What if you could master the maze of implementing a digital, modern policy administration system? Imagine if you could maximize the likelihood of success and minimize risk for your upcoming core system modernization project. With the right approach, it’s possible. You can reduce a lot of risks before they threaten to harm your project and your reputation. Instead of dragging you into a swamp of problems, your new IT initiative can act as a springboard for company success. Read on for the first 5 of 10 tips.

    1. Be clear about your goals
      Once you decide to replace your insurance system, you need to spell out the business problems that will be solved, the desired outcome and the financial justification. Do the hard work of defining requirements, establishing metrics, and building a business plan that clearly conveys what benefits your company expects to gain from the implementation. A new core insurance system will position your company for high performance in a demanding, customer-sensitive market. A new system will always have far-reaching implications and  almost certainly require business processes to alter. Your business case should acknowledge this and explain how change needs to happen in order to be successful.
    2. Get executive commitment
      Your project needs an ‘executive champion’ – a strong and passionate believer in the project’s goals. Your champion should be an active participant from the outset, through to the go-live stage, and have a stake in the future of the project too. Crucially, the executive champion should also command support from their executive colleagues from the business and IT. The executive champion can sell the story that the new system will lead the organization to greater success and profitability – which will benefit everyone across the business. Changing a legacy system is as much a change management project as it is an IT project, which makes executive backing especially vital.
    3. Choose the right solution for your needs
      It almost goes without saying that a software solution must fit your needs today and tomorrow, so a careful discussion is required by your department heads. Outside expertise may be helpful too, as you assess which way the market is headed, which new technologies are becoming available, and how customer behavior is continuing to change. Vendors will stress their own know-how, of course. But do they really understand the needs of the insurance business? How adaptable and scalable are their solutions? And does their IT roadmap really fit with your long-term business objectives? Consider your entire digital ecosystem and, which third-party solutions you will want to use. Be sure to choose a solution that comes with relevant ecosystem integration points.

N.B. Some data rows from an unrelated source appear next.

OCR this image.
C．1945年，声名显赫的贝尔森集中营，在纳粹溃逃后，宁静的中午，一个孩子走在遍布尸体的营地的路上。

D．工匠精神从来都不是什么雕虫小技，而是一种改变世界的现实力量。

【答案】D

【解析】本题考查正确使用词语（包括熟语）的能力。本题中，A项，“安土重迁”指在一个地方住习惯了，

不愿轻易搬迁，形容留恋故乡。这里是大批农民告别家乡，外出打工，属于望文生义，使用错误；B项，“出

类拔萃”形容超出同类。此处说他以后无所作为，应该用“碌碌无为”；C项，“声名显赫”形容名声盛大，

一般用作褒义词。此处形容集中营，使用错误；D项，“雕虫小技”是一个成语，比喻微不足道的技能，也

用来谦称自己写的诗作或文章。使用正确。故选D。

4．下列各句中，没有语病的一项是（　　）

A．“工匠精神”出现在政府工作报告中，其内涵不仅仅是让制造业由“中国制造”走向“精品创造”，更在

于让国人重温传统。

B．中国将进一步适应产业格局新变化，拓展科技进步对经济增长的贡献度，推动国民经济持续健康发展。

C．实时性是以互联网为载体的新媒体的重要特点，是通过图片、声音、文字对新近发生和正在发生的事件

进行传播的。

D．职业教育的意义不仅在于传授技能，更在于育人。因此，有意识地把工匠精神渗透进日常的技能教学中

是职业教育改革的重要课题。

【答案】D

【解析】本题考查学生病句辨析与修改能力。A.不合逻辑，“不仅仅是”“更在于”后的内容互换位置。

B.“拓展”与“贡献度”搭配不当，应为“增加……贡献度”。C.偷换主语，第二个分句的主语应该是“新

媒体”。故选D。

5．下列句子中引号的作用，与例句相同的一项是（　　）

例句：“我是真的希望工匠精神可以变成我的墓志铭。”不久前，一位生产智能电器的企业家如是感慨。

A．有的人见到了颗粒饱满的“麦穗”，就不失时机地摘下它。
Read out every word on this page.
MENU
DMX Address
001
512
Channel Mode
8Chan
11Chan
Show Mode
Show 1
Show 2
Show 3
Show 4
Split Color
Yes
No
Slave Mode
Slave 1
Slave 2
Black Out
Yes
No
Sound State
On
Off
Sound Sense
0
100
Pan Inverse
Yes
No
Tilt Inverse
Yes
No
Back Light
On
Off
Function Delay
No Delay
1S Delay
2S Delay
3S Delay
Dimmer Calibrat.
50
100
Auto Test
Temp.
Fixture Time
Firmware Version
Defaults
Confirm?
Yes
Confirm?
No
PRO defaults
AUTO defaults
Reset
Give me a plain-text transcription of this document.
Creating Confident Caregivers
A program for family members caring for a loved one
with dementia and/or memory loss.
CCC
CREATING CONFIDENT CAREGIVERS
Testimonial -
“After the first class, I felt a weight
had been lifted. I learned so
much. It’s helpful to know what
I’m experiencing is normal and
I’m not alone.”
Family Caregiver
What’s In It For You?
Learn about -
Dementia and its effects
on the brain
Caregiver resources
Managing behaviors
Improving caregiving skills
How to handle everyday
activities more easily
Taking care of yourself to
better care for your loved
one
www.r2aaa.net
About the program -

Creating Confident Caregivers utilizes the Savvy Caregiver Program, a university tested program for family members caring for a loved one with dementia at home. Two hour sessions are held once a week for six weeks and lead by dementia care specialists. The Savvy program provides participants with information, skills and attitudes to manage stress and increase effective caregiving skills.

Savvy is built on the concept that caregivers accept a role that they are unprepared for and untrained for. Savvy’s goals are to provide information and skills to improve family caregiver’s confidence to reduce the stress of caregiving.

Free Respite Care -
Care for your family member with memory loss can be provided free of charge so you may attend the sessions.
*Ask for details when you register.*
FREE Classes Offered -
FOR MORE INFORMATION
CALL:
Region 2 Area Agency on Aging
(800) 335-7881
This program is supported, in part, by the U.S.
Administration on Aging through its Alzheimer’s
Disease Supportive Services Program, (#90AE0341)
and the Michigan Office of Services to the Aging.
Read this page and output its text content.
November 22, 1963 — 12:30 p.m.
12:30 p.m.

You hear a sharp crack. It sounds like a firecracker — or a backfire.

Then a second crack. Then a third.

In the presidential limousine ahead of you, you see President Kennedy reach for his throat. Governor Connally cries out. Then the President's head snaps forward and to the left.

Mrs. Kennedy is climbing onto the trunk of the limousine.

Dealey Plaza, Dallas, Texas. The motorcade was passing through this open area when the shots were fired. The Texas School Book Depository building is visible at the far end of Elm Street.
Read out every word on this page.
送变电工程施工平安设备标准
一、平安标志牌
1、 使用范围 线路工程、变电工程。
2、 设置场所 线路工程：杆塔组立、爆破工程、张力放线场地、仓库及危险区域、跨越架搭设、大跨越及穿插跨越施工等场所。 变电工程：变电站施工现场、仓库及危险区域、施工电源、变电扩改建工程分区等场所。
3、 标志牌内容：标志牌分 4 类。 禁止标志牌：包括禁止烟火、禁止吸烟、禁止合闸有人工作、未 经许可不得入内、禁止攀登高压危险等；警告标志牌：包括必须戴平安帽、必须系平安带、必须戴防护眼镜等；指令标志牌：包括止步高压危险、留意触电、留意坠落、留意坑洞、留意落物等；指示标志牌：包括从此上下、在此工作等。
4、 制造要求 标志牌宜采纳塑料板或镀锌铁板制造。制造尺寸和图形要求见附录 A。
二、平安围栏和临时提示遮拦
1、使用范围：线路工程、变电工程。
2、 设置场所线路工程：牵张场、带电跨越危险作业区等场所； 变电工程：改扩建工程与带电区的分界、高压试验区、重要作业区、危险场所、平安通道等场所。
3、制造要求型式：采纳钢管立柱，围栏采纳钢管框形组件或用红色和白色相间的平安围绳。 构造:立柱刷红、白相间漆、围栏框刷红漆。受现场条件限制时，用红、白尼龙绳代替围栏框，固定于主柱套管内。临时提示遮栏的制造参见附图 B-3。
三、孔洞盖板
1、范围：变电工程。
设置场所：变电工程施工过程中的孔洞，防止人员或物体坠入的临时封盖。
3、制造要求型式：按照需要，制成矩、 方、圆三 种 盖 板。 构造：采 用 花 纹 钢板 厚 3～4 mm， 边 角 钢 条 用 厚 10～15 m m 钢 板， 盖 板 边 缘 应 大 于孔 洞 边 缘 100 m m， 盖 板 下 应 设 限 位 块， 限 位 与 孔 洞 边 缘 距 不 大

    4. Set a realistic timeline and budget
      Some companies try to work backwards from a pre-determined go-live date and then attempt to schedule (often unrealistic) project milestones to hit that deadline. But this usually results in insufficient attention to detail and tasks being completed in a careless fashion. It’s important to have an effective project plan that acknowledges that things will change over the lifetime of the project and includes mechanisms for handling this complexity. This plan starts with a kick-off meeting and logically progresses to a go-live conclusion. Tasks should be properly resourced and scheduled. The project schedule is the foundation of a successful implementation; it should be developed and monitored carefully. The schedule should be updated weekly and regularly reviewed by the project manager and senior management.
    5. Select the method that best fits the project
      Typically, there are two solution implementation models: Waterfall and Agile. Both have pros and cons, so often, the best approach is a combination. The waterfall model is often selected when you want a contractual agreement with the vendor up-front containing all (or most) of the detailed scope and estimates. With Waterfall, you need to make early assumptions about the product structure. Agile begins with a short what phase, a shorter pre-analysis phase, and then a solution blueprint. Next, you start the design phase. The project runs in ‘sprints’ with teams meetings and then discussing design, develop and test. This model makes room for a successful learning curve and can also adapt to external changes. Many implementation partners choose a combined approach. The scoping focus of Waterfall offers predictability in meeting requirements, budget, deadline, solving the many integrations and cross-functional dependencies that a PAS requires. At the same time, the iterative and user-involved methods of Agile are a far better means to ensure quality during the build and execution phase, when delivering the less transparent requirements for user interfaces, products, flows, etc.